Tradisi ini diselenggarakan secara turun temurun sejak cikal bakal desa setempat yaitu mbah Bei Kayangan membuka desa itu. Namun setelah sempat terhenti selama 15 tahun, sejak 3 tahun terakhir acara tersebut diadakan kembali. Tujuan dari acara tersebut memberdayakan adat, tradisi dan kesenian masyarakat Kawasan Budaya Menoreh sebagai upaya untuk memperkuat identitas dan karakter masyarakat Kulonprogo serta melestarikan keunikan budaya lokal dan kedaerahan sehingga mampu unjuk tampil di tingkat lokal, nasional bahkan internasional.
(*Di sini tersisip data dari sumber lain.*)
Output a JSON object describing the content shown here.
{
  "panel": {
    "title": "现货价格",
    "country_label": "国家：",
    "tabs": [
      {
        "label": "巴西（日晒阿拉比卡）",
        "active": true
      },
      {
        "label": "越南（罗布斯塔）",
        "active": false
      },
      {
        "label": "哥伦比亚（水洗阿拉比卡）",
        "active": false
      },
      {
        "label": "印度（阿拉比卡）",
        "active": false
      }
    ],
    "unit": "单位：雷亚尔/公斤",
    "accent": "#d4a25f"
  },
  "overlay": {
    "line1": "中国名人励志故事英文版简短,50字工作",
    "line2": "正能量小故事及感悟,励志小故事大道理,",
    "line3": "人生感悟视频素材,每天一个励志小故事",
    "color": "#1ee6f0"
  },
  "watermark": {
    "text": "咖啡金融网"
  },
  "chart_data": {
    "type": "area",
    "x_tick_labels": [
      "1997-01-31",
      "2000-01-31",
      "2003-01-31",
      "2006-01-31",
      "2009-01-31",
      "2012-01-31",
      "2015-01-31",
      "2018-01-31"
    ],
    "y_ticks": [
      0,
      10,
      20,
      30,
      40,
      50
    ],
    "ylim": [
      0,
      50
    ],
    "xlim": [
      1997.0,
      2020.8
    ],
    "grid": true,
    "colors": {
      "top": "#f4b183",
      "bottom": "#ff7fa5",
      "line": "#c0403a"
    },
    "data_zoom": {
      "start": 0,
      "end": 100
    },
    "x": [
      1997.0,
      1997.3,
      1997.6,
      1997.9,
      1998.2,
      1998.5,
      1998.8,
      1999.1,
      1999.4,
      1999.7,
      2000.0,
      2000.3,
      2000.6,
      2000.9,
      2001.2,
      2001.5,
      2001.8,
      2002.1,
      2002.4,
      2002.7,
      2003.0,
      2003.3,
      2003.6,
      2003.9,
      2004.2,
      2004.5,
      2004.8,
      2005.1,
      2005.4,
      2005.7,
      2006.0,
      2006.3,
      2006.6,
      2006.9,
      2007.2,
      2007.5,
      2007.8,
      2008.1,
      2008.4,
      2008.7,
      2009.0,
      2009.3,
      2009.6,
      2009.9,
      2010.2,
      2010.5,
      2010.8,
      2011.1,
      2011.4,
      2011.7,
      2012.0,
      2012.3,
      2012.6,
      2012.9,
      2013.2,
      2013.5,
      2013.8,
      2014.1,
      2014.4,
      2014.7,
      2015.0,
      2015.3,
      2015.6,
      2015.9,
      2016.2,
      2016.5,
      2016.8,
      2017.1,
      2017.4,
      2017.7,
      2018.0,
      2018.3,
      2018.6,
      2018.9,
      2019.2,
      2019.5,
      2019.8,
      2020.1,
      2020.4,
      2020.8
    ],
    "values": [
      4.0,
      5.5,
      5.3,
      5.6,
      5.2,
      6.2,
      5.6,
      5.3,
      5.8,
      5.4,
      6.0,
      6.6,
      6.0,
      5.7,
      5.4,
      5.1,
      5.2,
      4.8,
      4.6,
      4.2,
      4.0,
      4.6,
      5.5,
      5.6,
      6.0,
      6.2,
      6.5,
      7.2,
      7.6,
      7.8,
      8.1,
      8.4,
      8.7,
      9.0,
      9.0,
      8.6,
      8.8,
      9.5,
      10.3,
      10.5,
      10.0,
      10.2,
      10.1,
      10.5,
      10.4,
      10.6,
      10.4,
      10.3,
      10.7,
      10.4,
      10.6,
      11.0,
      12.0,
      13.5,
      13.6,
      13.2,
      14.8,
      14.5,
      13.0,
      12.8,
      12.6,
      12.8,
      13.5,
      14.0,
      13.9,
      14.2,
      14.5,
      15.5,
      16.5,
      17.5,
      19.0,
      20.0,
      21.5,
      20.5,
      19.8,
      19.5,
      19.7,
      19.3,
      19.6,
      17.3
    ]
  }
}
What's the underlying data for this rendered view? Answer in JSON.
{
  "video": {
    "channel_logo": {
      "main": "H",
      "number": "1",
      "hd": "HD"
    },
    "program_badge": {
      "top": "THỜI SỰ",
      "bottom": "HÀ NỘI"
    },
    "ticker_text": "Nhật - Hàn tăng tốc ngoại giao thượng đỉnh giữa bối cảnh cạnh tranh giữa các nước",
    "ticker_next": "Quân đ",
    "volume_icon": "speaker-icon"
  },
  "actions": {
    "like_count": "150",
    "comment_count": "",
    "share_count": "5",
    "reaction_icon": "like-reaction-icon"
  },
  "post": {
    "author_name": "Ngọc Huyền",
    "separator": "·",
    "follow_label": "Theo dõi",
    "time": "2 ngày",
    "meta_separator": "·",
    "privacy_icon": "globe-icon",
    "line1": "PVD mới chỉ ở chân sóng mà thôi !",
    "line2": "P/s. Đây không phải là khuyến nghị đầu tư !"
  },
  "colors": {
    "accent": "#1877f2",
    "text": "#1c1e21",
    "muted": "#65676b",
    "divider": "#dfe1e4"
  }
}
Tradisi tahunan yang diadakan pada hari Rabu Pungkasan (terakhir) bulan Sapar pada penangalan Jawa atau tepatnya pada penanggalan masehi yaitu tanggal 25 Februari 2009 yang dimulai pukul 10.00 WIB – selesai dengan acara utama:
- Kulo Nuwun dari tokoh spiritual untuk petilasan Brawijaya dan Mbah Bei Kayangan Selanjutnya Jamasan Jaran Kepang (Ngguyang Kuda Kepang) yaitu memandikan kuda kepang dengan air mengalir Kali Kayangan & Kali Ngiwo. Jamasan di pinggir Kali Kayangan ini oleh Pemimpin Spiritual Kali Kayangan melalui prosesi doa. Sebelumnya, para penunggang jaran kepang diberi minum dengan air pecrean mBah Bei Kayangan yang diduga mempunyai kharomah untuk bisa menyembuhkan berbagai penyakit, oleh Arel (spiritual bocah) yang kini lagi rame dikunjungi para pencari kesembuhan jasmani maupun konsultasi kehidupan lewat Eyang Dewi. Kuda kepang kibar sebentar di halaman Bendung Kayangan baru selanjutnya masuk sungai tempuran.
- Kenduri Saparan (Kembul Sewu Dulur) yaitu acara untuk Mengenang mBah Bei Kayangan, dan lokasi bekas tempat Prabu Brawijaya V melakukan tetirah dalam pelariannya dari Majapahit. Warga membawa berbagai macam makanan dengan hidangan utama Bothok Lele dan Panggang Emas dalam sebuah tenong, berkumpul di dekat Bendung Kayangan dan melakukan doa bersama dipimpin oleh seorang Modin setempat guna mengirim doa bagi para leluhur serta sebagai ungkapan terima kasih kepada Tuhan Yang Maha Esa atas limpahan rizki-Nya. Dilanjutkan makan bersama makanan yang dibawa warga serta tamu undangan pun diminta makan bersama.
Berbarengan dengan acara tersebut adalah melukis bersama oleh kurang lebih 30 pelukis peduli menoreh diantaranya Kartika, Godod Sutejo, Harsono, Djoko Sardjono, Dewobroto, kelompok pelukis SELARAS: Ade Kartono, Sumadi, Kamiran Suriyadi, Honno Lette, nJedit, Ledek Sukadi, serta Tokoh – tokoh SANGGAR BAMBU seperti : Soenarto Pr, Narto Mohammad, Mahyar, Achmad Almasih, Totok Buchori, Muryoto, Hartoyo (adapun Kelompok Sanggar Bambu Sendiri akan menyelenggarakan Pameran dalam rangka 50 tahun Sanggar Bambu di Taman Budaya Yogyakarta tanggal 27 Maret s/d 1 April 2009 ).
Tak ketinggalan Pelukis dari Purwokerto, Solo, dan Klaten juga akan ikut memeriahkan acara tersebut. Hasil Melukis Bersama ini nantinya akan dipamerkan di Posnya Seni Godod Jl Suryodiningratan MJ II/ 641 Yogyakarta mulai tanggal 5 – 20 Maret 2009 buka pukul 09.00 – 21.00 WIB.
Acara selanjutnya adalah konsultasi perjalanan hidup dan pengobatan oleh Arel kurang lebih jam 14.00 – 15.00, nantinya akan rutin diadakan pada setiap hari rabu wage di tempat ini mulai jam 14.00 – sore hari.
Begitu beragamnya tersebut sehingga mampu diapresiasi oleh masyarakat luas dalam melestarikan kebudayaan kulonprogo khususnya dan kebudayaan bangsa Indonesia pada umumnya.